L’arbre qui ne cache pas la forêt

 

Revenue au cœur des préoccupations (à la fois politiques et citoyennes), la haie tente de retrouver sa place dans le paysage wallon. Mais comment aider les agriculteurs à la réintroduire, voire à mieux s’occuper de haies et d’arbres déjà plantés ? Le projet Agrofor+ répond à cette question en apportant un encadrement et un accompagnement aux agriculteurs de la région.

LE PROJET

C’est à Bomal que nous nous retrouvons en un bel après-midi de septembre : et si le chant des oiseaux résonne, ce n’est pas par hasard, mais grâce aux haies qui entourent la prairie de Frédéric Noirhomme, agriculteur. C’est pour améliorer la gestion de ces haies, si précieuses pour la biodiversité, que le projet Agrofor+ a été créé : « Les objectifs du projet sont la gestion des éléments agroforestiers d’une exploitation, que ce soit des haies ou des arbres hors forêt, mais également de promouvoir le matériel pour l’entretien de ces éléments, explique William Halleux, chargé de mission au GAL Pays de l’Ourthe. Mais aussi l’entretien des haies et des arbres pour le développement de la faune et de la flore, ainsi que pour le caractère rural et paysager de la région du Pays de l’Ourthe. »
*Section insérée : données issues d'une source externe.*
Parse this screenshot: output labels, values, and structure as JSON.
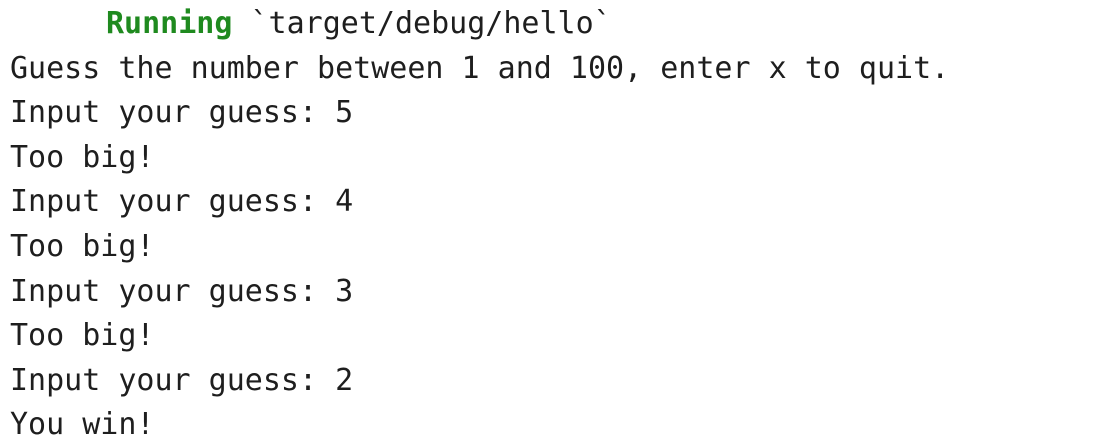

Car, comme vous le savez sans doute, les arbres et haies ont eu tendance à disparaître du paysage agricole au bénéfice de plus grandes parcelles et d’une intensification de l’agriculture. Une tendance que beaucoup sont désireux d’inverser, et ce au moyen de ce qu’on appelle « l’agroforesterie », soit l’arbre lorsqu’il est en dehors de la forêt. Mais quels sont les avantages de l’agroforesterie exactement ? « Il y en plusieurs qu’apporte l’arbre à la culture et à l’agriculteur, précise Damien Hubeaux de l’Association pour la promotion de l’agroforesterie en Wallonie et à Bruxelles (AWAF). La fertilisation du sol, l’abri pour le bétail par exemple (comme l’ombrage), le fourrage que ça peut éventuellement prodiguer au bétail. On se rend compte de tout ce que peut apporter l’arbre, mais aussi de l’importance de se diversifier, ça permet un système plus résilient, notamment aux extrêmes climatiques. »

 Et c’est notamment grâce à l’angle de la diversification agricole, en permettant à l’agriculteur de tirer des bénéfices financiers de ses haies, que le projet Agrofor+ a réussi à convaincre plusieurs agriculteurs : « Au départ c’était un peu de curiosité, et par la suite on nous a expliqué les tenants et aboutissants de la fiche, on s’est rendus compte qu’il y avait une valorisation possible du produit des haies, développe Frédéric Noirhomme, agriculteur à Bomal. Ici l’intérêt c’était de pouvoir utiliser les branches en BRF [NDLR : bois raméal fragmenté] pour pouvoir les épandre sur nos cultures, ce qui amène un peu d’humus. Et tout ce qui est bois un peu plus ligneux, l’objectif est de pouvoir le broyer soit pour faire du paillage, soit pour faire des pellets. »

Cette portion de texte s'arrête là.